Bush Anti-immigrant Measures Attack All Workers

Aug 20, 2007

The Bush administration announced a crackdown on “illegal” immigration. Since Congress failed to pass the anti-immigrant legislation before it earlier this year, Bush says his plan is meant to enforce existing laws. The plan includes 26 measures such as increasing border fencing, vehicle barriers and Border Patrol agents, and strengthening a system for employers to check workers’ legal status.

It increases fines on employers for “knowingly hiring illegal immigrants.” At the same time, it offers a “safe harbor” to employers who receive “no-match” letters from the Social Security Administration if they tell the workers to correct the mistakes.

These measures are a further attack on immigrant workers. Just like the various local laws that have been passed targeting illegal immigrants. Waukegan, Illinois, for example, passed a law allowing the local police to initiate deportation proceedings against convicted felons.

The best response against these attacks is to demonstrate, as some people have. And it is not only immigrants who have an interest in protesting.

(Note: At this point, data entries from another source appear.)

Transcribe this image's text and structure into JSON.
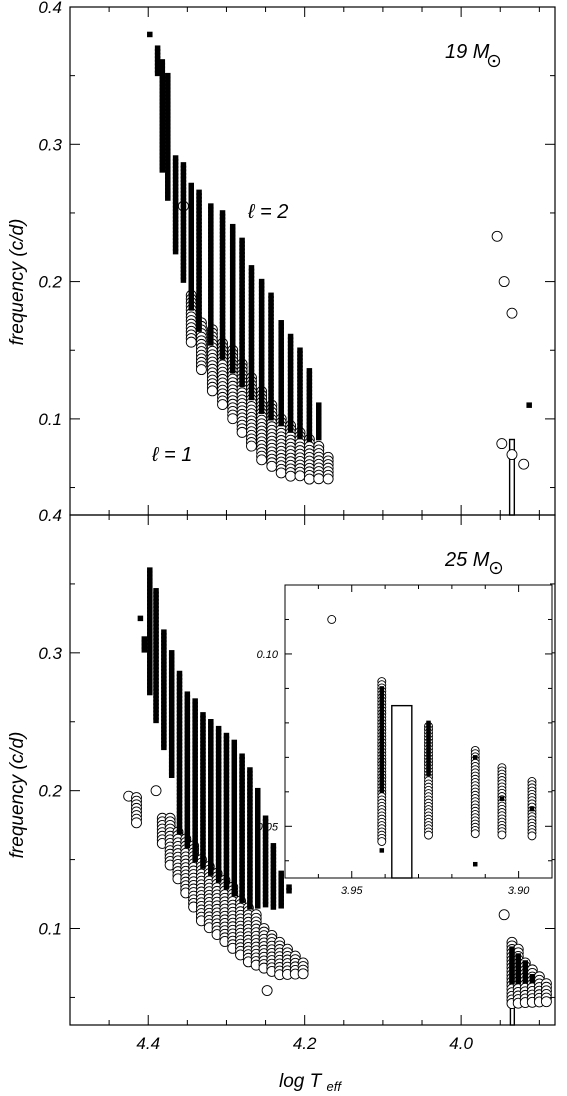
{
  "chart_data": [
    {
      "type": "scatter",
      "panel": "top",
      "xlabel": "log Teff",
      "ylabel": "frequency (c/d)",
      "xlim": [
        4.5,
        3.88
      ],
      "ylim": [
        0.03,
        0.4
      ],
      "yticks": [
        "0.1",
        "0.2",
        "0.3",
        "0.4"
      ],
      "annotations": {
        "mass": "19 M",
        "l2": "ℓ = 2",
        "l1": "ℓ = 1"
      },
      "series": [
        {
          "name": "ℓ = 1",
          "marker": "open-circle",
          "columns": [
            {
              "x": 4.355,
              "ys": [
                0.255
              ]
            },
            {
              "x": 4.345,
              "min": 0.155,
              "max": 0.19
            },
            {
              "x": 4.332,
              "min": 0.135,
              "max": 0.17
            },
            {
              "x": 4.318,
              "min": 0.12,
              "max": 0.165
            },
            {
              "x": 4.305,
              "min": 0.11,
              "max": 0.155
            },
            {
              "x": 4.292,
              "min": 0.1,
              "max": 0.15
            },
            {
              "x": 4.28,
              "min": 0.09,
              "max": 0.14
            },
            {
              "x": 4.268,
              "min": 0.08,
              "max": 0.13
            },
            {
              "x": 4.255,
              "min": 0.07,
              "max": 0.12
            },
            {
              "x": 4.242,
              "min": 0.065,
              "max": 0.11
            },
            {
              "x": 4.23,
              "min": 0.06,
              "max": 0.1
            },
            {
              "x": 4.218,
              "min": 0.058,
              "max": 0.095
            },
            {
              "x": 4.206,
              "min": 0.057,
              "max": 0.09
            },
            {
              "x": 4.194,
              "min": 0.056,
              "max": 0.085
            },
            {
              "x": 4.182,
              "min": 0.056,
              "max": 0.08
            },
            {
              "x": 4.17,
              "min": 0.056,
              "max": 0.072
            },
            {
              "x": 3.954,
              "ys": [
                0.233
              ]
            },
            {
              "x": 3.945,
              "ys": [
                0.2
              ]
            },
            {
              "x": 3.935,
              "ys": [
                0.177
              ]
            },
            {
              "x": 3.948,
              "ys": [
                0.082
              ]
            },
            {
              "x": 3.935,
              "ys": [
                0.074
              ]
            },
            {
              "x": 3.92,
              "ys": [
                0.067
              ]
            }
          ]
        },
        {
          "name": "ℓ = 2",
          "marker": "filled-square",
          "columns": [
            {
              "x": 4.398,
              "ys": [
                0.38
              ]
            },
            {
              "x": 4.388,
              "min": 0.35,
              "max": 0.37
            },
            {
              "x": 4.382,
              "min": 0.28,
              "max": 0.36
            },
            {
              "x": 4.375,
              "min": 0.26,
              "max": 0.35
            },
            {
              "x": 4.365,
              "min": 0.22,
              "max": 0.29
            },
            {
              "x": 4.355,
              "min": 0.2,
              "max": 0.285
            },
            {
              "x": 4.345,
              "min": 0.18,
              "max": 0.27
            },
            {
              "x": 4.335,
              "min": 0.165,
              "max": 0.265
            },
            {
              "x": 4.32,
              "min": 0.155,
              "max": 0.255
            },
            {
              "x": 4.305,
              "min": 0.145,
              "max": 0.25
            },
            {
              "x": 4.292,
              "min": 0.135,
              "max": 0.24
            },
            {
              "x": 4.28,
              "min": 0.125,
              "max": 0.23
            },
            {
              "x": 4.268,
              "min": 0.115,
              "max": 0.21
            },
            {
              "x": 4.255,
              "min": 0.105,
              "max": 0.2
            },
            {
              "x": 4.243,
              "min": 0.1,
              "max": 0.19
            },
            {
              "x": 4.23,
              "min": 0.095,
              "max": 0.17
            },
            {
              "x": 4.218,
              "min": 0.09,
              "max": 0.16
            },
            {
              "x": 4.206,
              "min": 0.085,
              "max": 0.15
            },
            {
              "x": 4.194,
              "min": 0.085,
              "max": 0.135
            },
            {
              "x": 4.182,
              "min": 0.085,
              "max": 0.11
            },
            {
              "x": 3.913,
              "ys": [
                0.11
              ]
            }
          ]
        }
      ],
      "box": {
        "x0": 3.938,
        "x1": 3.932,
        "top": 0.085
      }
    },
    {
      "type": "scatter",
      "panel": "bottom",
      "xlabel": "log Teff",
      "ylabel": "frequency (c/d)",
      "xlim": [
        4.5,
        3.88
      ],
      "ylim": [
        0.03,
        0.4
      ],
      "xticks": [
        "4.4",
        "4.2",
        "4.0"
      ],
      "yticks": [
        "0.1",
        "0.2",
        "0.3",
        "0.4"
      ],
      "annotations": {
        "mass": "25 M"
      },
      "series": [
        {
          "name": "ℓ = 1",
          "marker": "open-circle",
          "columns": [
            {
              "x": 4.425,
              "ys": [
                0.196
              ]
            },
            {
              "x": 4.415,
              "min": 0.175,
              "max": 0.195
            },
            {
              "x": 4.39,
              "ys": [
                0.2
              ]
            },
            {
              "x": 4.382,
              "min": 0.16,
              "max": 0.18
            },
            {
              "x": 4.372,
              "min": 0.145,
              "max": 0.18
            },
            {
              "x": 4.362,
              "min": 0.135,
              "max": 0.17
            },
            {
              "x": 4.352,
              "min": 0.125,
              "max": 0.165
            },
            {
              "x": 4.342,
              "min": 0.115,
              "max": 0.16
            },
            {
              "x": 4.332,
              "min": 0.105,
              "max": 0.15
            },
            {
              "x": 4.322,
              "min": 0.1,
              "max": 0.145
            },
            {
              "x": 4.312,
              "min": 0.095,
              "max": 0.14
            },
            {
              "x": 4.302,
              "min": 0.09,
              "max": 0.135
            },
            {
              "x": 4.292,
              "min": 0.085,
              "max": 0.13
            },
            {
              "x": 4.282,
              "min": 0.08,
              "max": 0.12
            },
            {
              "x": 4.272,
              "min": 0.075,
              "max": 0.115
            },
            {
              "x": 4.262,
              "min": 0.072,
              "max": 0.11
            },
            {
              "x": 4.252,
              "min": 0.07,
              "max": 0.1
            },
            {
              "x": 4.242,
              "min": 0.068,
              "max": 0.095
            },
            {
              "x": 4.232,
              "min": 0.066,
              "max": 0.09
            },
            {
              "x": 4.222,
              "min": 0.066,
              "max": 0.085
            },
            {
              "x": 4.212,
              "min": 0.066,
              "max": 0.08
            },
            {
              "x": 4.202,
              "min": 0.066,
              "max": 0.075
            },
            {
              "x": 4.248,
              "ys": [
                0.055
              ]
            },
            {
              "x": 3.945,
              "ys": [
                0.11
              ]
            },
            {
              "x": 3.935,
              "min": 0.045,
              "max": 0.09
            },
            {
              "x": 3.927,
              "min": 0.045,
              "max": 0.085
            },
            {
              "x": 3.918,
              "min": 0.045,
              "max": 0.075
            },
            {
              "x": 3.909,
              "min": 0.045,
              "max": 0.07
            },
            {
              "x": 3.9,
              "min": 0.045,
              "max": 0.065
            },
            {
              "x": 3.891,
              "min": 0.045,
              "max": 0.06
            }
          ]
        },
        {
          "name": "ℓ = 2",
          "marker": "filled-square",
          "columns": [
            {
              "x": 4.41,
              "ys": [
                0.325
              ]
            },
            {
              "x": 4.405,
              "min": 0.3,
              "max": 0.31
            },
            {
              "x": 4.398,
              "min": 0.27,
              "max": 0.36
            },
            {
              "x": 4.39,
              "min": 0.25,
              "max": 0.345
            },
            {
              "x": 4.38,
              "min": 0.23,
              "max": 0.315
            },
            {
              "x": 4.37,
              "min": 0.21,
              "max": 0.3
            },
            {
              "x": 4.36,
              "min": 0.17,
              "max": 0.285
            },
            {
              "x": 4.35,
              "min": 0.16,
              "max": 0.27
            },
            {
              "x": 4.34,
              "min": 0.15,
              "max": 0.265
            },
            {
              "x": 4.33,
              "min": 0.145,
              "max": 0.255
            },
            {
              "x": 4.32,
              "min": 0.14,
              "max": 0.25
            },
            {
              "x": 4.31,
              "min": 0.135,
              "max": 0.245
            },
            {
              "x": 4.3,
              "min": 0.13,
              "max": 0.24
            },
            {
              "x": 4.29,
              "min": 0.125,
              "max": 0.235
            },
            {
              "x": 4.28,
              "min": 0.12,
              "max": 0.225
            },
            {
              "x": 4.27,
              "min": 0.115,
              "max": 0.215
            },
            {
              "x": 4.26,
              "min": 0.115,
              "max": 0.2
            },
            {
              "x": 4.25,
              "min": 0.115,
              "max": 0.18
            },
            {
              "x": 4.24,
              "min": 0.115,
              "max": 0.16
            },
            {
              "x": 4.23,
              "min": 0.115,
              "max": 0.14
            },
            {
              "x": 4.22,
              "min": 0.125,
              "max": 0.13
            },
            {
              "x": 3.935,
              "min": 0.06,
              "max": 0.085
            },
            {
              "x": 3.927,
              "min": 0.06,
              "max": 0.08
            },
            {
              "x": 3.918,
              "min": 0.06,
              "max": 0.075
            },
            {
              "x": 3.909,
              "min": 0.06,
              "max": 0.065
            }
          ]
        }
      ],
      "box": {
        "x0": 3.937,
        "x1": 3.932,
        "top": 0.06
      }
    },
    {
      "type": "scatter",
      "panel": "inset",
      "xlim": [
        3.97,
        3.89
      ],
      "ylim": [
        0.035,
        0.12
      ],
      "xticks": [
        "3.95",
        "3.90"
      ],
      "yticks": [
        "0.05",
        "0.10"
      ],
      "series": [
        {
          "name": "ℓ = 1",
          "marker": "open-circle",
          "columns": [
            {
              "x": 3.956,
              "ys": [
                0.11
              ]
            },
            {
              "x": 3.941,
              "min": 0.045,
              "max": 0.092
            },
            {
              "x": 3.927,
              "min": 0.047,
              "max": 0.079
            },
            {
              "x": 3.913,
              "min": 0.047,
              "max": 0.072
            },
            {
              "x": 3.905,
              "min": 0.047,
              "max": 0.067
            },
            {
              "x": 3.896,
              "min": 0.047,
              "max": 0.063
            }
          ]
        },
        {
          "name": "ℓ = 2",
          "marker": "filled-square",
          "columns": [
            {
              "x": 3.941,
              "min": 0.06,
              "max": 0.09
            },
            {
              "x": 3.927,
              "min": 0.065,
              "max": 0.08
            },
            {
              "x": 3.913,
              "ys": [
                0.07
              ]
            },
            {
              "x": 3.905,
              "ys": [
                0.058
              ]
            },
            {
              "x": 3.896,
              "ys": [
                0.055
              ]
            },
            {
              "x": 3.941,
              "ys": [
                0.043
              ]
            },
            {
              "x": 3.913,
              "ys": [
                0.039
              ]
            }
          ]
        }
      ],
      "box": {
        "x0": 3.938,
        "x1": 3.932,
        "top": 0.085
      }
    }
  ]
}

At the same time it is important to understand what these laws are intended to do. These changes are not aimed at expelling 13 million undocumented immigrants.

That’s not to say that this government would not do so under different circumstances. It already expelled a large majority of the Mexican population twice in the past, in the 1930s and the 1950s.

But today, too many companies want low-wage immigrant labor.

These measures are meant to allow the bosses to use that labor, and at the same time, to give them the means to keep undocumented immigrants frightened and cornered. These laws are meant to make it clear to immigrant workers that at any moment, if they speak out against their wages or working conditions, their bosses can turn them in and have them deported.

Full legal rights for all immigrant workers and their families–that should be the position of every worker. It is the best way to ensure that immigrants do not have to be afraid to fight for higher wages and improved working conditions. And it solidifies our ties as one class, allowing us more easily to fight our common enemy.